Widening participation staff in universities face a new challenge: genetics. A King’s College London study reported by The Times found that 57 per cent of the distribution of offers made by higher education institutions to prospective students could be explained by genes. The research also showed that genes explained half the difference in whether or not a person went to university at all, as well as the grades they got when they arrived. However, admissions staff should not give up all hope, according to Ziada Ayorech, one of the King’s researchers, who said that the interplay between genes and society was complex. “People hear ‘genetically influenced’ and think ‘genetically determined’. But it’s not like that,” she said.
An edition of a student newspaper at the University of York had to be recalled after it caused uproar by using its back page to ask students to send in naked pictures of themselves.

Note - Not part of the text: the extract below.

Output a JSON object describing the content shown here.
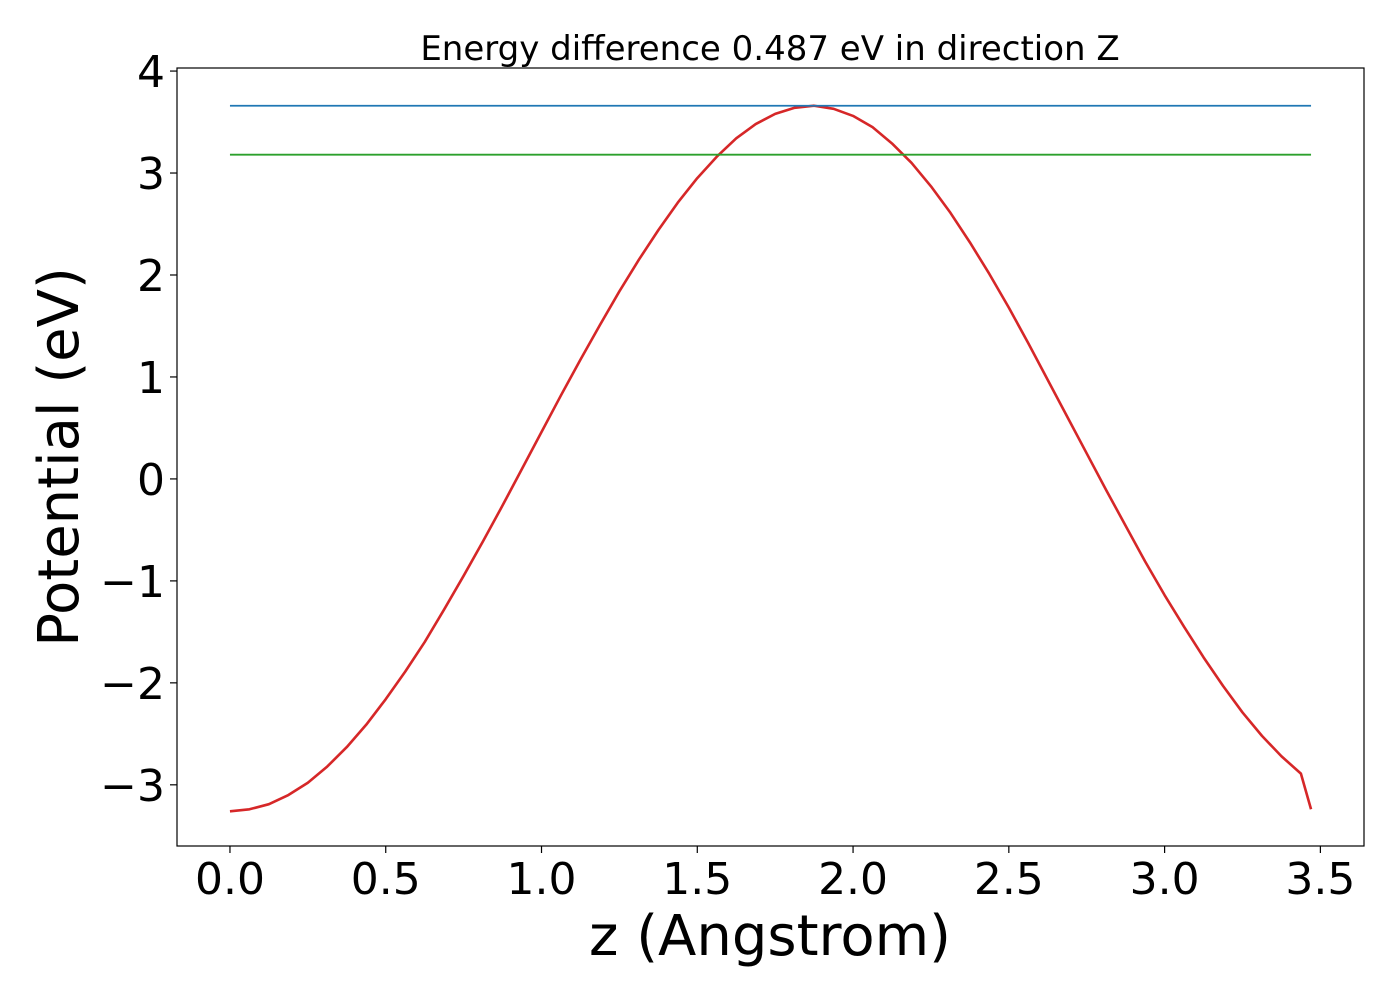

The “Send Nudes” call in York Vision was intended to “combat poor-quality, low-effort naked pictures”, with the newspaper pledging to make “comments on what they like and tips on how to up your game”, according to the online version of the request, which has since been removed, The Times reported. Nouse, a rival student newspaper, later published an apology from York Vision, which said that the page had been intended “to advertise a future lighthearted piece”. The last laugh, however, went to someone commenting under the Times report who suggested that the student hacks should be told that “no nudes is good nudes”.